秦海借了几人的板车,又在他们的帮助下把姜芸送进了医院急诊室。
他望着紧闭的房门,转身到护士站给张翠萍打电话。
半个小时后,张翠萍火急火燎地赶来医院,见到秦海的那一刻,抬手就朝着他脸上狠狠扇了几巴掌,双眼涨着怒气,骂道:“秦海!你个瘟灾玩意儿!我让你去接小芸!你怎么就把她接到医院来了!”

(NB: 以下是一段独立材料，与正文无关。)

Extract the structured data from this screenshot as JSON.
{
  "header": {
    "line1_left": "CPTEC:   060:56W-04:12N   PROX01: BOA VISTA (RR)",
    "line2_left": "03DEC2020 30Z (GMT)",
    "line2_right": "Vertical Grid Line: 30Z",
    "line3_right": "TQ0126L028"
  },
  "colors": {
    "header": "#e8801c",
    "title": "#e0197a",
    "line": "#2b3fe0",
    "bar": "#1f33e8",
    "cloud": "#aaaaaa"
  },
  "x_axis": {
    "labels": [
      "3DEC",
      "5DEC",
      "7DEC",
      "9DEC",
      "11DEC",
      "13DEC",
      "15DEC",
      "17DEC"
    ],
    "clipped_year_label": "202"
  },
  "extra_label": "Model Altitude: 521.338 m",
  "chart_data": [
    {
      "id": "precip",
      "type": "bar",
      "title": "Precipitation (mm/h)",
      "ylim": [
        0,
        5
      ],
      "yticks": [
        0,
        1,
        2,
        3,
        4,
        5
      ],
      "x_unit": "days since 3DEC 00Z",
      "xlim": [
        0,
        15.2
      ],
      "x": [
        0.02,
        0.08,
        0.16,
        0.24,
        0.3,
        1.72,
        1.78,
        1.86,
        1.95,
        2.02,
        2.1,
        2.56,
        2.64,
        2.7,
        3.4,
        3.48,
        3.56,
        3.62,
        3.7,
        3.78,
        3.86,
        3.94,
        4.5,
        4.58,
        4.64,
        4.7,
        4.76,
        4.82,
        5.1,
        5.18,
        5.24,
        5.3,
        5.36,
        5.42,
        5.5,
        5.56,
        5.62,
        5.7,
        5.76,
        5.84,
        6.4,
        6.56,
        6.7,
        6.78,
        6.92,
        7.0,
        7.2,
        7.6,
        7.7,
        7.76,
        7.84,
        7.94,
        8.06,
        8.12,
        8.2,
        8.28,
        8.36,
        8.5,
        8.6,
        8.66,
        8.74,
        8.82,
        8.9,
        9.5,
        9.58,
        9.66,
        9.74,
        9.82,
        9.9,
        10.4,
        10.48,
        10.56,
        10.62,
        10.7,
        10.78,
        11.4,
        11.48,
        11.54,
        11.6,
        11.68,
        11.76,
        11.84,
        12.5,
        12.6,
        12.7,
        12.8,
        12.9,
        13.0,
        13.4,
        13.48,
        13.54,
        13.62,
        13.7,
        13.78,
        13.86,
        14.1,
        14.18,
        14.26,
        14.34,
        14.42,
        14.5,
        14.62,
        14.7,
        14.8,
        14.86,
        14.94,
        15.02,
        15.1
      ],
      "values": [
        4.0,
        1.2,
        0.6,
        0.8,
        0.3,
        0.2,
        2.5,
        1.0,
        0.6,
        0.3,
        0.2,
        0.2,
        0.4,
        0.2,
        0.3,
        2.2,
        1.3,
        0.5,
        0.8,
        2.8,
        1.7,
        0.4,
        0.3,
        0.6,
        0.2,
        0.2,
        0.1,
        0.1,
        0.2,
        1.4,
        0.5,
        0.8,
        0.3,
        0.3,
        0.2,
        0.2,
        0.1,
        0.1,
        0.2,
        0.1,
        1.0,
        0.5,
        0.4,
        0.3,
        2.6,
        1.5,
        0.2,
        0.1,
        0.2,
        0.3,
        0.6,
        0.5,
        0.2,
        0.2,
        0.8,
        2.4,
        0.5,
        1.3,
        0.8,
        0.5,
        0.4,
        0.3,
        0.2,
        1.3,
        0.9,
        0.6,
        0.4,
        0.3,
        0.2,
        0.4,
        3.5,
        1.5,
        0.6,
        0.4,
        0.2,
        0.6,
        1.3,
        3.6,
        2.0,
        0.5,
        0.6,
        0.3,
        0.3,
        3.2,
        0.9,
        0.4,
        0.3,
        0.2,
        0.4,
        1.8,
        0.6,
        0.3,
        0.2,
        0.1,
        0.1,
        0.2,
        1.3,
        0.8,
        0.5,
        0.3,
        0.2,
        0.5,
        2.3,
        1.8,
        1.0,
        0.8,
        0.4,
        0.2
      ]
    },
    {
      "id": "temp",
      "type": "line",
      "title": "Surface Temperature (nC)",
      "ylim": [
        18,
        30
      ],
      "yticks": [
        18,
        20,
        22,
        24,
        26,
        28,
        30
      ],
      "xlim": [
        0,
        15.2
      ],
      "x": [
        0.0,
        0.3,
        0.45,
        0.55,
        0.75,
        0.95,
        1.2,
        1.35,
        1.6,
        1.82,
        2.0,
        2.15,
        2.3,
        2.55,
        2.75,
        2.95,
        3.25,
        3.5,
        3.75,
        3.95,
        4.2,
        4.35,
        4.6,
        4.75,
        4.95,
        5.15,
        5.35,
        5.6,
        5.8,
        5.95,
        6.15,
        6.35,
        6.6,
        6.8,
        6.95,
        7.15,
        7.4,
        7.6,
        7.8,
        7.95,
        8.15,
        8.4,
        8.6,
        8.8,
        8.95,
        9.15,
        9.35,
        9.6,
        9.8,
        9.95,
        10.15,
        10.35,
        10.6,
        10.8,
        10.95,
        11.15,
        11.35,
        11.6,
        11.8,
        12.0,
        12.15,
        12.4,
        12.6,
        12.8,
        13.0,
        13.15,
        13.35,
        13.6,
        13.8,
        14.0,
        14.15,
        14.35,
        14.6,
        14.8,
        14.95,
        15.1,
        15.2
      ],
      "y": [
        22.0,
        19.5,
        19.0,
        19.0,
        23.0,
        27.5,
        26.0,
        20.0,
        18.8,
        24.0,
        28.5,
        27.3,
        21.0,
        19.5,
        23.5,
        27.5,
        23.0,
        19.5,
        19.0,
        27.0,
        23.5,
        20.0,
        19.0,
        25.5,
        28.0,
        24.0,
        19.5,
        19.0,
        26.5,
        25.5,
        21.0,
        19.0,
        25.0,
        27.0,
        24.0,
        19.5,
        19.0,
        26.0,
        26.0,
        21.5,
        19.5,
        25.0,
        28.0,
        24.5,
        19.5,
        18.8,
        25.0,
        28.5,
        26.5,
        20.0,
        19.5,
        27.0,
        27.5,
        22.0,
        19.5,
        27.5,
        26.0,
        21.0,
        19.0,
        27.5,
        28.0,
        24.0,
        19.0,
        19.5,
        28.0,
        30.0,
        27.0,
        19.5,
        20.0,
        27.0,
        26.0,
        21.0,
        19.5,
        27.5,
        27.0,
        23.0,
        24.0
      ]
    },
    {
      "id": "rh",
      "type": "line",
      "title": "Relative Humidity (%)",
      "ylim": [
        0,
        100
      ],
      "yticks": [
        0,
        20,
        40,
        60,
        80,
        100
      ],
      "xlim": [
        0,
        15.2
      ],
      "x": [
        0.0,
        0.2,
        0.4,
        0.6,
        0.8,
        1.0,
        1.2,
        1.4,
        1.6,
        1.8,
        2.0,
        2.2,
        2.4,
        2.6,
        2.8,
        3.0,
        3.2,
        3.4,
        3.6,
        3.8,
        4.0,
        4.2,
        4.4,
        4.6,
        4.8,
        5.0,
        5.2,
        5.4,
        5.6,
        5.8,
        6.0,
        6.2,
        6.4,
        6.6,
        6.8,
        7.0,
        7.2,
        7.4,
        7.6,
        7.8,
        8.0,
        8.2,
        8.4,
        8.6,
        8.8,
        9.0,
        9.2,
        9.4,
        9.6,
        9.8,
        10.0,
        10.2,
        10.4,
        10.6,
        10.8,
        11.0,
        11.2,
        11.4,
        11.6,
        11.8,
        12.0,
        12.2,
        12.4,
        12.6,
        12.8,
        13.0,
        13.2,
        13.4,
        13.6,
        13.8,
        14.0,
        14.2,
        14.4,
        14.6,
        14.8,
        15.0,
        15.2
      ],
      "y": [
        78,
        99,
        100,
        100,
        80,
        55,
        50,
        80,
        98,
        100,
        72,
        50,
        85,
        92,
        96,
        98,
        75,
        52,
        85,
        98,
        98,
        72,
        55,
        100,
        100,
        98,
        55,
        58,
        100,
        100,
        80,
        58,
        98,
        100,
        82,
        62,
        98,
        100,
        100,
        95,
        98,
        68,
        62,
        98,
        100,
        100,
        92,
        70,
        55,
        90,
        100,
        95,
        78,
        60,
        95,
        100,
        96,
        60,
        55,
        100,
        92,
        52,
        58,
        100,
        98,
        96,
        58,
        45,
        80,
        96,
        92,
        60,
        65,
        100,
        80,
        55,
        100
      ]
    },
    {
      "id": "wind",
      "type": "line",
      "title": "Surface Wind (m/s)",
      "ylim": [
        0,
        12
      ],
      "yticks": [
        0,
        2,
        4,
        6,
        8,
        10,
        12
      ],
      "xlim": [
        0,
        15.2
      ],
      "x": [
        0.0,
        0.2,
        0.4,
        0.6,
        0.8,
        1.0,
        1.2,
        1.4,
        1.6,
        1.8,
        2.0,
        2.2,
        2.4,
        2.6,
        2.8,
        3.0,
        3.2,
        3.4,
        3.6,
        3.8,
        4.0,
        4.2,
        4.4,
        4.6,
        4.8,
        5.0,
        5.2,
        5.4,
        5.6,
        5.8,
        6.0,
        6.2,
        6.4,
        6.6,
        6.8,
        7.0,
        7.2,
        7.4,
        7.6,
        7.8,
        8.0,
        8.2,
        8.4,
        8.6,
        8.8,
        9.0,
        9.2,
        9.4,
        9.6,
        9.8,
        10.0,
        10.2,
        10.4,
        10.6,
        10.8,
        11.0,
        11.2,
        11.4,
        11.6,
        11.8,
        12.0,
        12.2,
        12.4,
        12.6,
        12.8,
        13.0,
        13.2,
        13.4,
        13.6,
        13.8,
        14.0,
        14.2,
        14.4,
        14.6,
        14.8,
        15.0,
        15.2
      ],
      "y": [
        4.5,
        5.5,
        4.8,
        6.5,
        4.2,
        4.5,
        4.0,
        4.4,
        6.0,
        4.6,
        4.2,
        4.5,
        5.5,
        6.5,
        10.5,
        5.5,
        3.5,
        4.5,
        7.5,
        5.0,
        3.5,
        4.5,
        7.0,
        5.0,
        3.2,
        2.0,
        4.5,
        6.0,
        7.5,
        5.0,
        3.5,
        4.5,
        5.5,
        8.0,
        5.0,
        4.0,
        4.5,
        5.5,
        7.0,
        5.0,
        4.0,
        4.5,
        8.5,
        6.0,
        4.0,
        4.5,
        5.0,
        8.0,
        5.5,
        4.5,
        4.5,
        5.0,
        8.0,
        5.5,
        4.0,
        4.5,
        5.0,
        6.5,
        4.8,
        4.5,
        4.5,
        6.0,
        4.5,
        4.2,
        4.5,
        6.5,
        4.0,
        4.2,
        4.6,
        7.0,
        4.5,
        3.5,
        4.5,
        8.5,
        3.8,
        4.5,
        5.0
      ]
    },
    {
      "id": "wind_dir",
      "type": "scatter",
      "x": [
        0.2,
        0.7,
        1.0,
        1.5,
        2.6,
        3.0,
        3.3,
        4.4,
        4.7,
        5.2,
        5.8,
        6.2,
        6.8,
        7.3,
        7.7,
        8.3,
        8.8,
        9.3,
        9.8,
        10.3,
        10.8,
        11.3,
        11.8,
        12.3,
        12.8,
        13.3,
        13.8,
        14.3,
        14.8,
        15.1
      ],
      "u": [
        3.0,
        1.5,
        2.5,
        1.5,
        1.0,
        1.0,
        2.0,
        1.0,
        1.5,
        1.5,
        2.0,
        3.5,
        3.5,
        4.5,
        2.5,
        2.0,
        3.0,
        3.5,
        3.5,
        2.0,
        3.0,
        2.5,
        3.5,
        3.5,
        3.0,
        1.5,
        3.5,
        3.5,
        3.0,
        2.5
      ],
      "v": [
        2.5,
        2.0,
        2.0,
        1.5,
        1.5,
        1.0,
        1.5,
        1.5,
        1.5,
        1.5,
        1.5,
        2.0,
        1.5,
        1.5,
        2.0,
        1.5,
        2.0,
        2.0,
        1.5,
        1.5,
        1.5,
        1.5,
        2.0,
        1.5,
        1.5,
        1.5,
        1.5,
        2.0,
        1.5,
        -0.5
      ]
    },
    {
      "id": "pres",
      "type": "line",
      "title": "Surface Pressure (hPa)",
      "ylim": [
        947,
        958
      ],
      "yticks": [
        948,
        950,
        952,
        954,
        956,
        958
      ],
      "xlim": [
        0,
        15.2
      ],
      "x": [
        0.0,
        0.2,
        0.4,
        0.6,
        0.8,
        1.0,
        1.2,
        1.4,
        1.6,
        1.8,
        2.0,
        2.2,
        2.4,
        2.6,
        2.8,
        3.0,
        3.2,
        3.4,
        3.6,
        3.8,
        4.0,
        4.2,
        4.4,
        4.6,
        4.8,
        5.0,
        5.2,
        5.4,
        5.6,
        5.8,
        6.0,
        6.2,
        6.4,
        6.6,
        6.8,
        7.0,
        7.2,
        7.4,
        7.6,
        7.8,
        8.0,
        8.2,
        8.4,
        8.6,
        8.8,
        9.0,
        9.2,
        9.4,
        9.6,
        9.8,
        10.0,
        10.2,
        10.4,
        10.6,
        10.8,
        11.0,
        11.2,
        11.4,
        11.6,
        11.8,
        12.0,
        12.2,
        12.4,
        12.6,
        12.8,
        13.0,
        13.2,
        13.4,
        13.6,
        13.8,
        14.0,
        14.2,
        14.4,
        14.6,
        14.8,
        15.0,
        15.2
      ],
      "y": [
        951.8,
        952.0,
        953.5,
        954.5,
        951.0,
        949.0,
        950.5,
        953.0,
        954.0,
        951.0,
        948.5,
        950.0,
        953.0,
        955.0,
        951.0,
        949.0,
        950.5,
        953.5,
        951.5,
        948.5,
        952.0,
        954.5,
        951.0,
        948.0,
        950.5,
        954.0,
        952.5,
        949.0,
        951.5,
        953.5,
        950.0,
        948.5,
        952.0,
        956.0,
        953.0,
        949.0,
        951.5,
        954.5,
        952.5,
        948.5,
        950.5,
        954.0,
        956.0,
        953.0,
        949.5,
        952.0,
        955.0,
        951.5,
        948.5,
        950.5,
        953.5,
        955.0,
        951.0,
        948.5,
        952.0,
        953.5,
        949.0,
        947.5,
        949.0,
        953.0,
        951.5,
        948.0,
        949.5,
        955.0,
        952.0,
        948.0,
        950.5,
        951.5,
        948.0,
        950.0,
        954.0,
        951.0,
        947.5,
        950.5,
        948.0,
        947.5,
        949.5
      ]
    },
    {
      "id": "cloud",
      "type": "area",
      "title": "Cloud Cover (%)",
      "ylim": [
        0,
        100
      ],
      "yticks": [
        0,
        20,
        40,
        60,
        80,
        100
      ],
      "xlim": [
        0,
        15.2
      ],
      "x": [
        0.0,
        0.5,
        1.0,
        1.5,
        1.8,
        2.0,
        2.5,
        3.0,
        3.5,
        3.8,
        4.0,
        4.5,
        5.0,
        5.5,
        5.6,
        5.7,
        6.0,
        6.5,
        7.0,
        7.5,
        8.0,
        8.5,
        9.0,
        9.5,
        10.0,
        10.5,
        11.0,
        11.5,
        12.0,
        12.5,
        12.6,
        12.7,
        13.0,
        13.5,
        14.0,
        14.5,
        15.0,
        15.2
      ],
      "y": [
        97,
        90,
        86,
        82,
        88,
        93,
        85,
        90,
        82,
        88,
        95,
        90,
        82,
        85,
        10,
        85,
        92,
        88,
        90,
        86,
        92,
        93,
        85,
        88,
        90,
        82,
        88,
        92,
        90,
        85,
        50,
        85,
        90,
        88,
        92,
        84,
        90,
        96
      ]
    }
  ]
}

“小芸要是有个三长两短,我跟你没完!我杀了你信不信!”
张翠萍举着两只手狠狠拍打着秦海。
秦海站在那不动,任由她疯,没多大一会儿,他的脸上和脖子上就被打得通红一片!
一旁那个板车大爷看不下去了,赶紧出面拦下来:“诶诶诶,我说你这个妇女同志怎么回事!不问事情的青红皂白,上来就是一顿打,哪有你这样做长辈的,再说了,这里是医院,要打回家打去!”
张翠萍眼睛竖起来,对谁都没个好脸色:“你是谁啊?这是我们家事,我想打他就打他,你看他敢反抗吗?你一个外人少在这多管闲事!”
老大爷一听这话也不乐意了:“你问我是谁?他媳妇儿还是用我的板车拉来医院的呢!要是没我的板车,小媳妇儿早死路上了!”
张翠萍一听是帮忙的人,脸上尖锐的表情缓和了几分。
老大爷见她没了动静,不满地哼了哼,开始说教道:“看你这紧张劲儿,应该是那个小姑娘的娘吧,不是我说你,一个姑娘家出门,没有人陪同就算了,你还让她打扮得像个千金小姐似的干嘛呀,生怕别人注意不到她是吧!”
“你作为母亲忽视了这一点,那就是你的失职,你也别上来就怪你女婿!他也不想车链子断了!”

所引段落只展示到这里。